Second, Chipotle’s strong reputation offers a large barrier to entry. More often than not, a majority of millennials have flocked to this chain since it offers a healthier option to fast-food using fresh ingredients, making it more difficult for competition to succeed. The most successful Mexican fast-food chains are Taco Bell and Qdoba. With that being said, Taco Bell is designed for the more price-conscientious consumer, leaving Qdoba. Although this Chipotle “catastrophe” was the optimal time for Qdoba to take a large percentage of Chipotle’s market share, they were unable to succeed. Qdoba’s parent company, Jack in the Box, has found moderate success in recent months, making those “worry wart investors” turn to them as an alternative investment; however, looking solely at Qdoba, according to an article published by Time Magazine, Qdoba experienced an outbreak of Typhoid fever earlier in August of 2015, showing how their food is not any “safer” than Chipotle’s.
This last point is for all of the Calculus nerds out there. If you look at Chipotle’s stock over the past three to six months, you’ll notice a general parabolic trend, similar to that of f(x)=-x2. Now, although that it may appear that the value of each share is decreasing, one would notice by taking the second derivative that the rate at which it’s decreasing is decreasing. In simpler terms, theoretically, this means that the stock price is starting to stabilize and should begin to increase once again, assuming Chipotle does not experience additional bad luck.

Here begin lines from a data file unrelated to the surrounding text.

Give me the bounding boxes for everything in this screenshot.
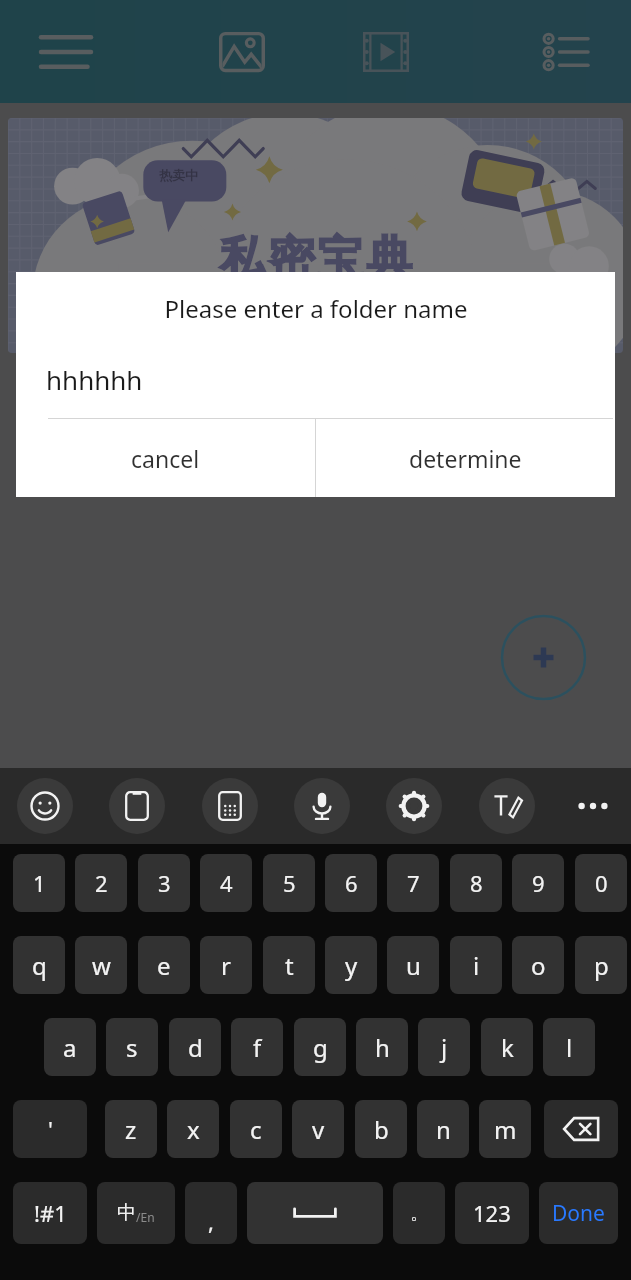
button[interactable]: j (418, 1018, 470, 1076)
staticText: y (345, 949, 358, 982)
button[interactable]: f (231, 1018, 283, 1076)
staticText: 6 (345, 868, 358, 898)
button[interactable]: r (200, 936, 252, 994)
button[interactable]: d (169, 1018, 221, 1076)
button[interactable]: i (450, 936, 502, 994)
button[interactable]: Photos (208, 20, 276, 84)
staticText: k (501, 1031, 514, 1064)
button[interactable]: c (230, 1100, 282, 1158)
button[interactable]: 4 (200, 854, 252, 912)
button[interactable]: cancel (16, 419, 315, 497)
button[interactable]: Menu (28, 22, 104, 82)
staticText: m (494, 1113, 517, 1146)
button[interactable]: 7 (387, 854, 439, 912)
staticText: 中 (117, 1201, 136, 1225)
button[interactable]: h (356, 1018, 408, 1076)
button[interactable]: p (575, 936, 627, 994)
button[interactable]: Add (500, 614, 587, 701)
button[interactable]: Emoji (17, 778, 73, 834)
staticText: Please enter a folder name (164, 292, 468, 325)
staticText: c (250, 1113, 262, 1146)
button[interactable]: Voice input (294, 778, 350, 834)
button[interactable]: 2 (75, 854, 127, 912)
button[interactable]: w (75, 936, 127, 994)
button[interactable]: determine (316, 419, 615, 497)
button[interactable]: Space (247, 1182, 383, 1244)
staticText: determine (409, 443, 522, 474)
button[interactable]: Clipboard (109, 778, 165, 834)
button[interactable]: z (105, 1100, 157, 1158)
button[interactable]: a (44, 1018, 96, 1076)
staticText: ' (48, 1114, 53, 1144)
staticText: g (313, 1031, 328, 1064)
staticText: d (188, 1031, 203, 1064)
staticText: 4 (220, 868, 233, 898)
staticText: j (441, 1031, 448, 1064)
staticText: x (187, 1113, 200, 1146)
button[interactable]: Settings (386, 778, 442, 834)
button[interactable]: Handwriting (479, 778, 535, 834)
staticText: n (436, 1113, 451, 1146)
staticText: z (125, 1113, 137, 1146)
staticText: 8 (470, 868, 483, 898)
button[interactable]: Switch language (97, 1182, 175, 1244)
button[interactable]: t (263, 936, 315, 994)
staticText: /En (136, 1209, 155, 1225)
staticText: 9 (532, 868, 545, 898)
button[interactable]: 5 (263, 854, 315, 912)
button[interactable]: n (417, 1100, 469, 1158)
staticText: f (253, 1031, 262, 1064)
button[interactable]: 9 (512, 854, 564, 912)
button[interactable]: m (479, 1100, 531, 1158)
staticText: 热卖中 (159, 167, 198, 183)
button[interactable]: k (481, 1018, 533, 1076)
button[interactable]: , (185, 1182, 237, 1244)
staticText: cancel (131, 443, 200, 474)
staticText: 3 (158, 868, 171, 898)
staticText: u (406, 949, 421, 982)
button[interactable]: More options (565, 778, 621, 834)
button[interactable]: o (512, 936, 564, 994)
button[interactable]: 1 (13, 854, 65, 912)
staticText: !#1 (34, 1198, 67, 1228)
button[interactable]: v (292, 1100, 344, 1158)
button[interactable]: s (106, 1018, 158, 1076)
staticText: r (221, 949, 231, 982)
button[interactable]: Videos (352, 20, 420, 84)
button[interactable]: ' (13, 1100, 87, 1158)
button[interactable]: 6 (325, 854, 377, 912)
button[interactable]: 。 (393, 1182, 445, 1244)
button[interactable]: 0 (575, 854, 627, 912)
button[interactable]: u (387, 936, 439, 994)
staticText: Done (552, 1199, 605, 1228)
staticText: p (594, 949, 609, 982)
button[interactable]: g (294, 1018, 346, 1076)
button[interactable]: Keyboard (202, 778, 258, 834)
staticText: , (208, 1206, 214, 1236)
staticText: 。 (410, 1202, 428, 1225)
staticText: hhhhhh (46, 362, 143, 397)
button[interactable]: 8 (450, 854, 502, 912)
button[interactable]: x (167, 1100, 219, 1158)
button[interactable]: y (325, 936, 377, 994)
button[interactable]: !#1 (13, 1182, 87, 1244)
staticText: 123 (473, 1198, 511, 1228)
staticText: 7 (407, 868, 420, 898)
staticText: w (92, 949, 111, 982)
button[interactable]: Backspace (544, 1100, 618, 1158)
button[interactable]: 3 (138, 854, 190, 912)
button[interactable]: List (530, 20, 602, 84)
button[interactable]: l (543, 1018, 595, 1076)
button[interactable]: e (138, 936, 190, 994)
button[interactable]: b (355, 1100, 407, 1158)
staticText: s (126, 1031, 138, 1064)
button[interactable]: 私密宝典 (8, 118, 623, 353)
button[interactable]: Done (539, 1182, 618, 1244)
staticText: e (157, 949, 171, 982)
staticText: v (312, 1113, 325, 1146)
button[interactable]: q (13, 936, 65, 994)
staticText: t (285, 949, 294, 982)
staticText: i (473, 949, 480, 982)
staticText: 2 (95, 868, 108, 898)
button[interactable]: 123 (455, 1182, 529, 1244)
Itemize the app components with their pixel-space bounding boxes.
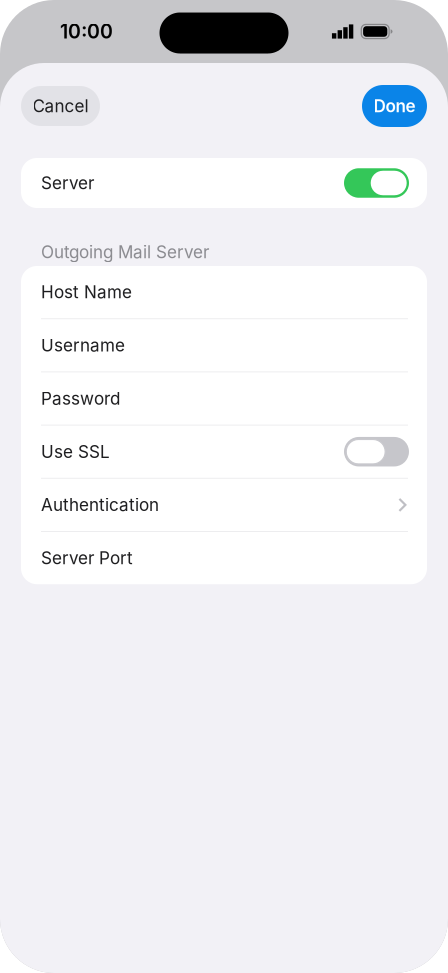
staticText: 10:00	[60, 20, 113, 43]
staticText: Server	[41, 173, 94, 193]
staticText: Use SSL	[41, 441, 110, 462]
staticText: Server Port	[41, 548, 133, 568]
staticText: Host Name	[41, 282, 132, 302]
button[interactable]: Server	[21, 157, 427, 209]
staticText: Username	[41, 335, 125, 356]
button[interactable]: Server Port	[21, 532, 427, 584]
button[interactable]: Authentication	[21, 479, 427, 531]
staticText: Password	[41, 388, 120, 409]
staticText: Authentication	[41, 495, 159, 515]
button[interactable]: Password	[21, 372, 427, 425]
staticText: Outgoing Mail Server	[41, 242, 209, 262]
staticText: Done	[374, 96, 416, 116]
button[interactable]: Done	[362, 85, 427, 127]
button[interactable]: Username	[21, 319, 427, 371]
staticText: Cancel	[32, 96, 88, 116]
button[interactable]: Use SSL	[21, 426, 427, 478]
button[interactable]: Host Name	[21, 266, 427, 318]
button[interactable]: Cancel	[21, 86, 100, 126]
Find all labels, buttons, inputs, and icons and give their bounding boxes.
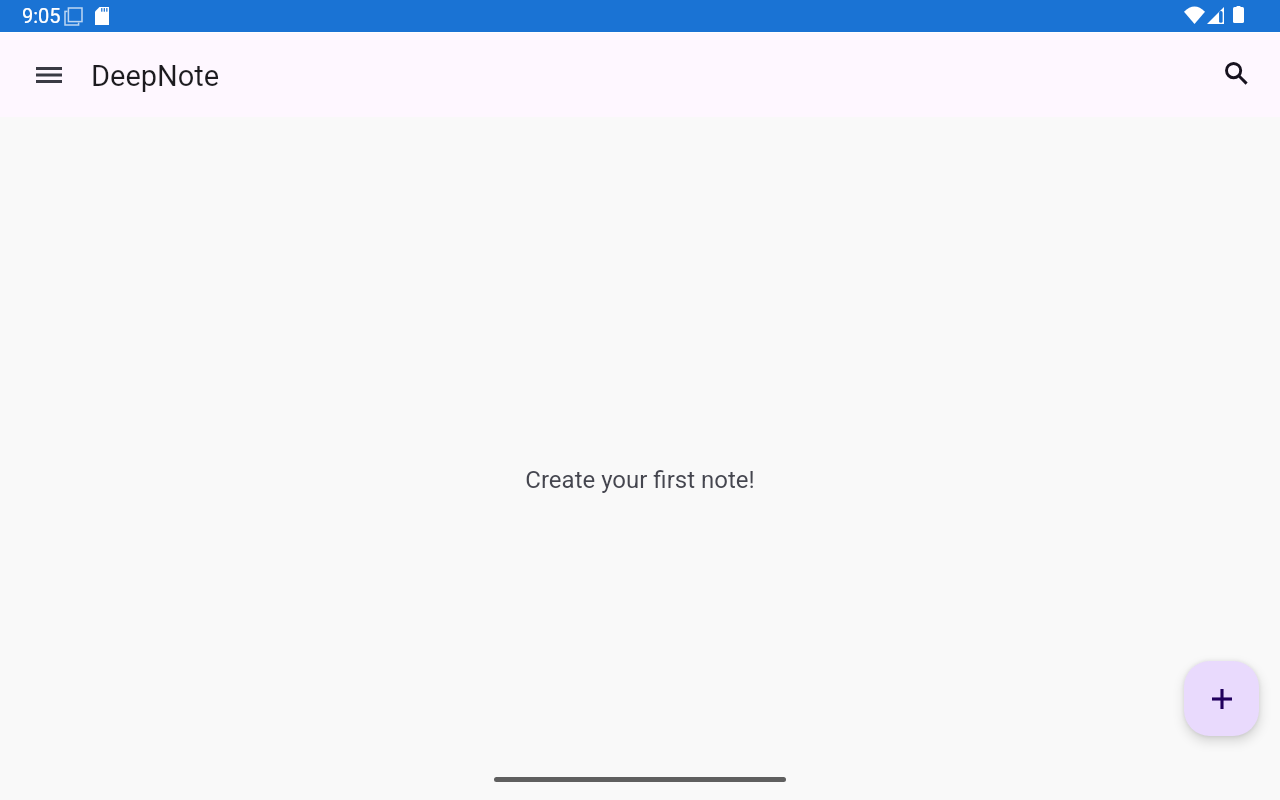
button[interactable]: Search	[1212, 51, 1260, 99]
staticText: Create your first note!	[525, 466, 755, 494]
staticText: 9:05	[22, 4, 61, 27]
button[interactable]: Menu	[24, 51, 72, 99]
staticText: DeepNote	[91, 59, 220, 93]
button[interactable]: Create note	[1184, 661, 1259, 736]
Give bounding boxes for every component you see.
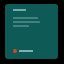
button[interactable]: Article card [5,4,58,59]
button[interactable]: Source [13,49,51,53]
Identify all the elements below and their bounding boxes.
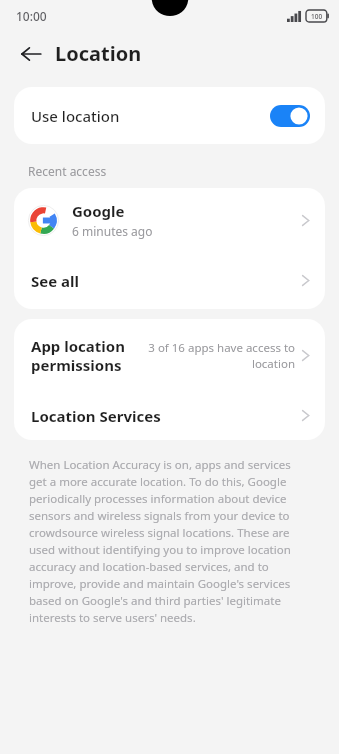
staticText: Use location [31,106,120,126]
staticText: 3 of 16 apps have access to location [131,340,295,371]
staticText: See all [31,271,301,291]
staticText: 10:00 [16,8,47,24]
staticText: Recent access [28,163,107,179]
staticText: Location [55,40,142,67]
button[interactable]: Google [14,188,325,252]
staticText: App location permissions [31,336,125,375]
button[interactable]: Back [17,40,45,68]
staticText: Location Services [31,406,301,426]
button[interactable]: App location permissions [14,319,325,391]
button[interactable]: Location Services [14,391,325,440]
button[interactable]: See all [14,252,325,309]
staticText: 6 minutes ago [72,223,153,239]
staticText: When Location Accuracy is on, apps and s… [29,457,310,625]
button[interactable]: Use location [14,87,325,144]
staticText: Google [72,201,125,221]
staticText: 100 [311,12,323,21]
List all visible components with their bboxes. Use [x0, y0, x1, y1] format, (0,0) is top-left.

Obviously, this is all speculation; however, I’m almost positive that Chipotle’s stock will rise from the dead. It’s reputation among millennials is still favorable, and Chipotle’s competition was unable to take a large percentage of the market. This suggests that many of Chipotle’s customers were simply waiting for the “storm to pass” and will return to their favorite burrito joint in the upcoming months.